La locuzione che si riferisce a “più imprenditori”, è stata interpretata dalla maggior parte della dottrina253 consentendo la stipulazione di reti con un numero minimo di due imprenditori, sia quindi nella forma del contratto bilaterale, che nella forma del contratto plurilaterale; anche se appare ovvio che le reti composte da soli due nodi non possano assolvere a quegli interessi più complessi che possono essere raggiunti solo con un aggregazione formata da più imprese. Secondo altri autori, per esempio P. Magnante, invece, gli imprenditori dovrebbero essere almeno tre. Quest’ultima interpretazione deriva dall’analisi congiunta della disposizione contenuta nel vecchio comma 4-ter, dell’art. 3 del D.L. 10 febbraio 2009, n. 5, che si riferiva a “due o più imprese” e della disposizione del nuovo comma 4-ter, così come modificato dal art. 42, comma 2-bis, del D.L. 31 maggio 2010, n. 78, che si riferisce invece a “più imprenditori”, facendo intendere, in modo indiretto, che la disposizione previgente consentisse anche una rete tra due imprenditori, mentre la nuova disciplina richieda il numero minimo di tre254. Tuttavia, alla luce della lettura testuale della norma, a parere di chi scrive, sembra condivisibile la tesi che consente la stipula di contratti di rete almeno con due partecipanti.

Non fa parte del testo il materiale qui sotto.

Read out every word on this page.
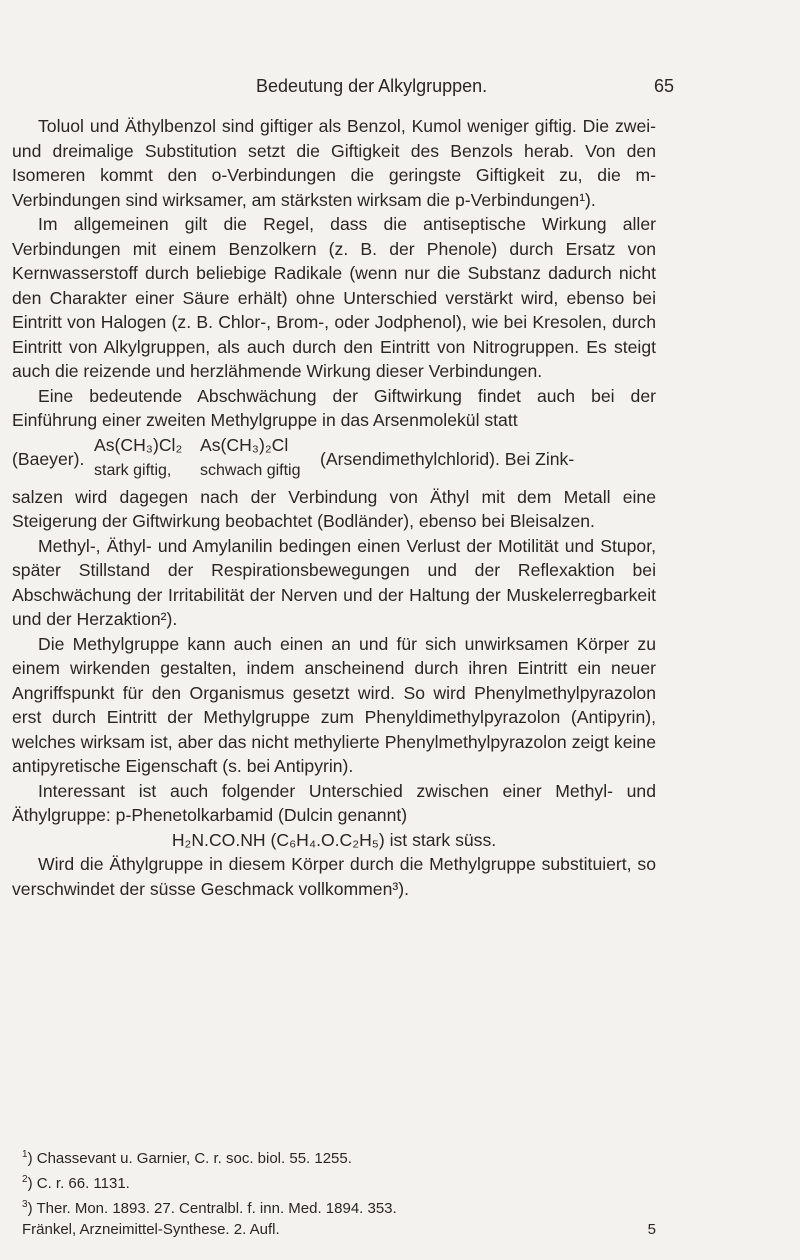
Bedeutung der Alkylgruppen.	65

Toluol und Äthylbenzol sind giftiger als Benzol, Kumol weniger giftig. Die zwei- und dreimalige Substitution setzt die Giftigkeit des Benzols herab. Von den Isomeren kommt den o-Verbindungen die geringste Giftigkeit zu, die m-Verbindungen sind wirksamer, am stärksten wirksam die p-Verbindungen¹).

Im allgemeinen gilt die Regel, dass die antiseptische Wirkung aller Verbindungen mit einem Benzolkern (z. B. der Phenole) durch Ersatz von Kernwasserstoff durch beliebige Radikale (wenn nur die Substanz dadurch nicht den Charakter einer Säure erhält) ohne Unterschied verstärkt wird, ebenso bei Eintritt von Halogen (z. B. Chlor-, Brom-, oder Jodphenol), wie bei Kresolen, durch Eintritt von Alkylgruppen, als auch durch den Eintritt von Nitrogruppen. Es steigt auch die reizende und herzlähmende Wirkung dieser Verbindungen.

Eine bedeutende Abschwächung der Giftwirkung findet auch bei der Einführung einer zweiten Methylgruppe in das Arsenmolekül statt

(Baeyer).
As(CH₃)Cl₂ As(CH₃)₂Cl
stark giftig, schwach giftig
(Arsendimethylchlorid). Bei Zink-

salzen wird dagegen nach der Verbindung von Äthyl mit dem Metall eine Steigerung der Giftwirkung beobachtet (Bodländer), ebenso bei Bleisalzen.

Methyl-, Äthyl- und Amylanilin bedingen einen Verlust der Motilität und Stupor, später Stillstand der Respirationsbewegungen und der Reflexaktion bei Abschwächung der Irritabilität der Nerven und der Haltung der Muskelerregbarkeit und der Herzaktion²).

Die Methylgruppe kann auch einen an und für sich unwirksamen Körper zu einem wirkenden gestalten, indem anscheinend durch ihren Eintritt ein neuer Angriffspunkt für den Organismus gesetzt wird. So wird Phenylmethylpyrazolon erst durch Eintritt der Methylgruppe zum Phenyldimethylpyrazolon (Antipyrin), welches wirksam ist, aber das nicht methylierte Phenylmethylpyrazolon zeigt keine antipyretische Eigenschaft (s. bei Antipyrin).

Interessant ist auch folgender Unterschied zwischen einer Methyl- und Äthylgruppe: p-Phenetolkarbamid (Dulcin genannt)

H₂N.CO.NH (C₆H₄.O.C₂H₅) ist stark süss.

Wird die Äthylgruppe in diesem Körper durch die Methylgruppe substituiert, so verschwindet der süsse Geschmack vollkommen³).

$^1$) Chassevant u. Garnier, C. r. soc. biol. 55. 1255.
$^2$) C. r. 66. 1131.
$^3$) Ther. Mon. 1893. 27. Centralbl. f. inn. Med. 1894. 353.
Fränkel, Arzneimittel-Synthese. 2. Aufl.	5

Il contratto di rete sembra essere un tipo di contratto aperto, idoneo cioè ad ammettere l’entrata di nuovi soggetti partecipanti anche in un momento successivo all’originaria sottoscrizione. Tuttavia, stante l’ampia autonomia concessa alle parti, non può escludersi la costituzione di reti chiuse, in cui non è prevista l’entrata di nuovi partecipanti, in un momento successivo a quello della costituzione della rete255.

Considerando che il contratto di rete è indirizzato ad aumentare la capacità innovativa e competitiva, l’esclusione di università ed enti di ricerca, appare costituire un limite non di poco conto, che può penalizzarne il futuro sviluppo256.

252

Si veda in merito RETIMPRESA, Linee guida per i contratti di rete, Marzo 2012, p. 10.

253

Si vedano in merito CAFAGGI, Il nuovo contratto di rete: “learning by doing?”, in I contratti, 2010, n. 12, p. 1145; ESPOSITO, Il contratto di rete dopo il c.d. “Decreto Sviluppo”, Ricerche giuridiche I, p. 76 e

GENTILI, Il contratto di rete dopo la L. n. 122 del 2010, in I contratti, 2011, n. 6, p. 622.

254

Si veda in merito MAGNANTE, Contratto di rete di imprese, in Contabilità, finanza e controllo, 2010, n. 11, p. 907.

255

Si veda in merito RETIMPRESA, Linee guida per i contratti di rete, Marzo 2012, p. 73.

256

Si veda in merito ESPOSITO, Il contratto di rete dopo il c.d. “Decreto Sviluppo”, Ricerche giuridiche I, 2012, p. 77.